Many short-read aligners have been published and nearly each of them is evaluated against some of the others. However, few of these benchmarks please me. Even my own benchmark is flawed in some aspects. This page points out my view of these benchmarks, about why they are flawed and how to improve them. In all, benchmarking is really a difficult task. To give a reasonable benchmark, one must thouroughly understand all the involved programs. Most of benchmarks are flawed due to failing this fundamental requirement.

Not measuring alignment errors

This is the most common and most severe flaw in aligner benchmarks. Frequently the developers say their own aligner is good because it aligns more reads. This metrics alone is simply wrong. Mapping more reads only means the aligner is sensitive. The specificity or accuracy of an aligner is far more important in practice. An aligner that maps more reads but produces far more errors is practically useless.

The simplest way to evaluate accuracy is to simulate reads. Because you know the exact coordinates, you can calculate the error rate. A better aligner should give few errors among, say, 80% of most reliable alignments.

Measuring specificity/accuracy on real data is more complicated. One way is to fabricate a hybridized reference, combining genomes from two species (see BWA-short paper). Another way is to do pairwise comparison between the resultant alignments in the principle that a more accurate aligner tends to place reads to better locations.

Improper input

The performance of an aligner may be greatly hampered given improper input. To use an aligner properly, one must understand how the aligners are working. Eland, maq, zoom, rmap and seqmap are highly inefficient if only a few thousand reads are aligned against a large genome. Aligning 1,000 reads with these aligners is nearly of the same speed in comparison to aligning 10,000 reads to the human genome.

Furthermore, BWT-based aligners are relatively more efficient on very long reference sequences such as the human genome, because their complexity is better than being linear to the reference length, while most other algorithms are linear in the length. BWT-based aligners can be 10X faster than some hash table based aligners if we align reads against the human genome, but may be slower than those aligners if we align against a bacterial genome.

Non-typical usage

This is a minor flaw which I also used to commit. Different aligners have different performance profiles given data of different characteristics. For example, bwa is fast on perfect hits, but slower on hits with many mismatches, while maq is less affected by sequencing error rates. As a result, using high-quality reads favours bwa but not maq. To make a fair comparison, we should use data typical to most genome centers and labs but not pick a data set that favour our own aligners.

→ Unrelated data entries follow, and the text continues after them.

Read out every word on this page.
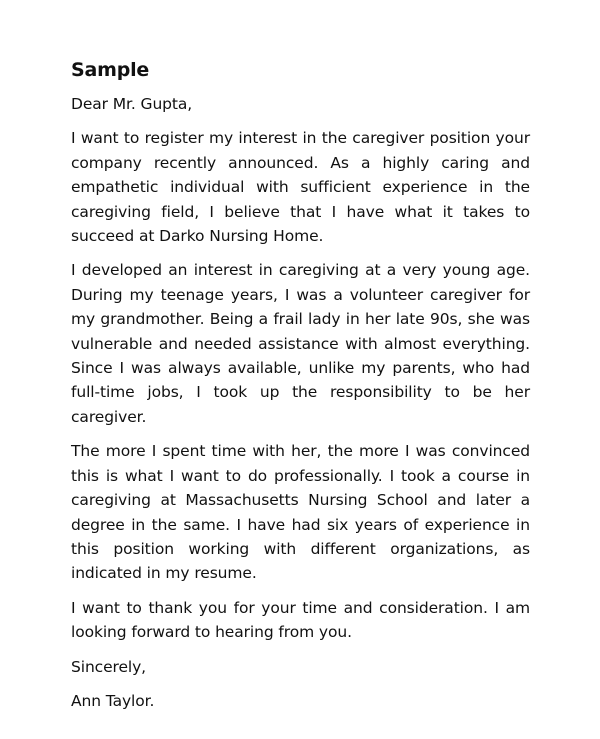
Sample

Dear Mr. Gupta,

I want to register my interest in the caregiver position your company recently announced. As a highly caring and empathetic individual with sufficient experience in the caregiving field, I believe that I have what it takes to succeed at Darko Nursing Home.

I developed an interest in caregiving at a very young age. During my teenage years, I was a volunteer caregiver for my grandmother. Being a frail lady in her late 90s, she was vulnerable and needed assistance with almost everything. Since I was always available, unlike my parents, who had full-time jobs, I took up the responsibility to be her caregiver.

The more I spent time with her, the more I was convinced this is what I want to do professionally. I took a course in caregiving at Massachusetts Nursing School and later a degree in the same. I have had six years of experience in this position working with different organizations, as indicated in my resume.

I want to thank you for your time and consideration. I am looking forward to hearing from you.

Sincerely,

Ann Taylor.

Another example of non-typical use is to output multiple hits. Several benchmarks ask bowtie to output all hits. However, bowtie is not designed for this task. It will take a lot of time to get the chromosomal coordinates of the hits. What is more important, we seldom use all hits. Only very few downstream analyses take the advantages of mutliple hits, while most others simply discard multiple hits in the first place. It is not right to evaluate the multi-hit mode just because our own aligner is good at that. Benchmarks should always be set in a practical scenario.

Overweighing speed

Many developers pay excessive attention to speed but forget other metrics such as memory and features. They may claim their aligner is faster regardless of the fact that it uses far more memory or lacks features in other aligners (e.g. longer reads, gapped alignment and suboptimal hits). However, if they reduce the memory or implement these features, they will find their aligner is no faster than others. For example, many people claim that bowtie is faster than bwa, but by default bwa outputs much more information than bowtie. When we ask bowtie to retain enough suboptimal hits, it is similar to bwa in speed. In addition, bwa does gapped alignment which has additional overhead.

Not understanding the output

This flaw occurs occasionally, but once occurs it is a severe problem. I remember to read a paper saying that maq and bowtie are bad because they randomly place repetitive reads. However, both maq and bowtie give a way to discard these hits.